The female line is inherited differently, but the genealogical and genetic consequences are the same. That line is traced through the mitochondrial DNA, which is passed to both males and females only from their mothers.

DNA tests can provide information that a genealogist may not be able to prove through more traditional methods of tracing wills, deeds and other documents.

Nancy Battick, president of the Maine Genealogical Society, says DNA will open new doors and settle longtime disputes for people researching their family trees.

“There have always been a lot of questions about certain lines because they could never find physical proof that families were connected,” she said. “DNA will give us a definitive answer.”

Some families have begun banking their test results at the Web site hoping to forge physical links with strangers to whom they may be related.

Melinde Lutz Sanborn, a New Hampshire genealogist, said lots of New England folks have heard rumors of an “Indian princess” in their family line because of the commingling of early European settlers with the native population.

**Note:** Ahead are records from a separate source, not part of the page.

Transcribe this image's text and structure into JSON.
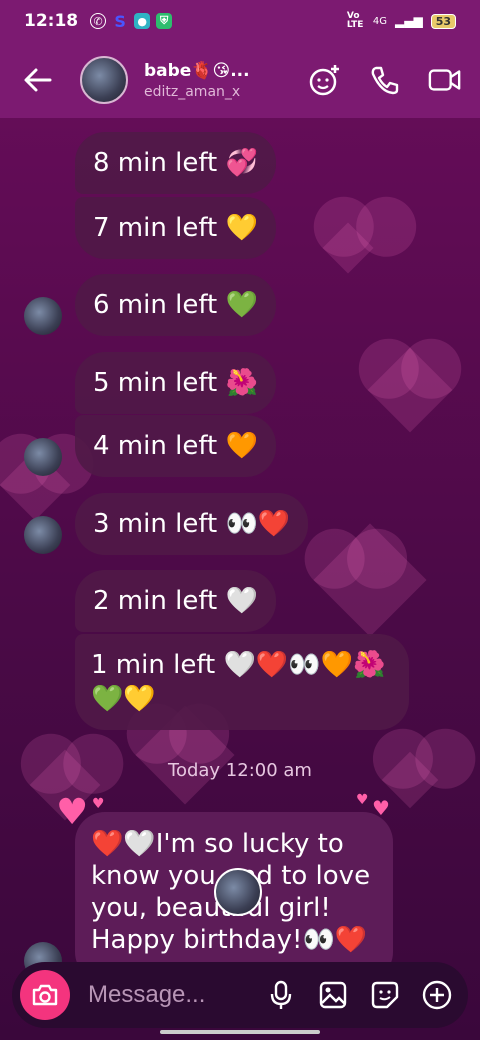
{
  "status": {
    "time": "12:18",
    "network": "4G",
    "volte": "Vo LTE",
    "battery": "53"
  },
  "header": {
    "title": "babe🫀😘...",
    "subtitle": "editz_aman_x"
  },
  "messages": [
    {
      "text": "8 min left 💞"
    },
    {
      "text": "7 min left 💛"
    },
    {
      "text": "6 min left 💚"
    },
    {
      "text": "5 min left 🌺"
    },
    {
      "text": "4 min left 🧡"
    },
    {
      "text": "3 min left 👀❤️"
    },
    {
      "text": "2 min left 🤍"
    },
    {
      "text": "1 min left 🤍❤️👀🧡🌺"
    },
    {
      "text": "💚💛"
    }
  ],
  "timestamp": "Today 12:00 am",
  "last_message": "❤️🤍I'm so lucky to know you and to love you, beautiful girl! Happy birthday!👀❤️",
  "composer": {
    "placeholder": "Message..."
  },
  "colors": {
    "accent": "#f4347e",
    "header": "#7c1a71",
    "bubble": "#501948"
  }
}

DNA can either prove or disprove that old family tale.

“In the end, there are very few people who successfully trace in the records to an Indian person of any rank, let alone a princess,” she said.

Roderick, also one-time president of the Maine Genealogical Society, has used DNA to fill in gaps in his own family tree. His family will have a reunion in Idaho this summer, with relatives and “supposed relatives” from around the world.

Roderick said he would be sure to go armed with a few DNA test kits.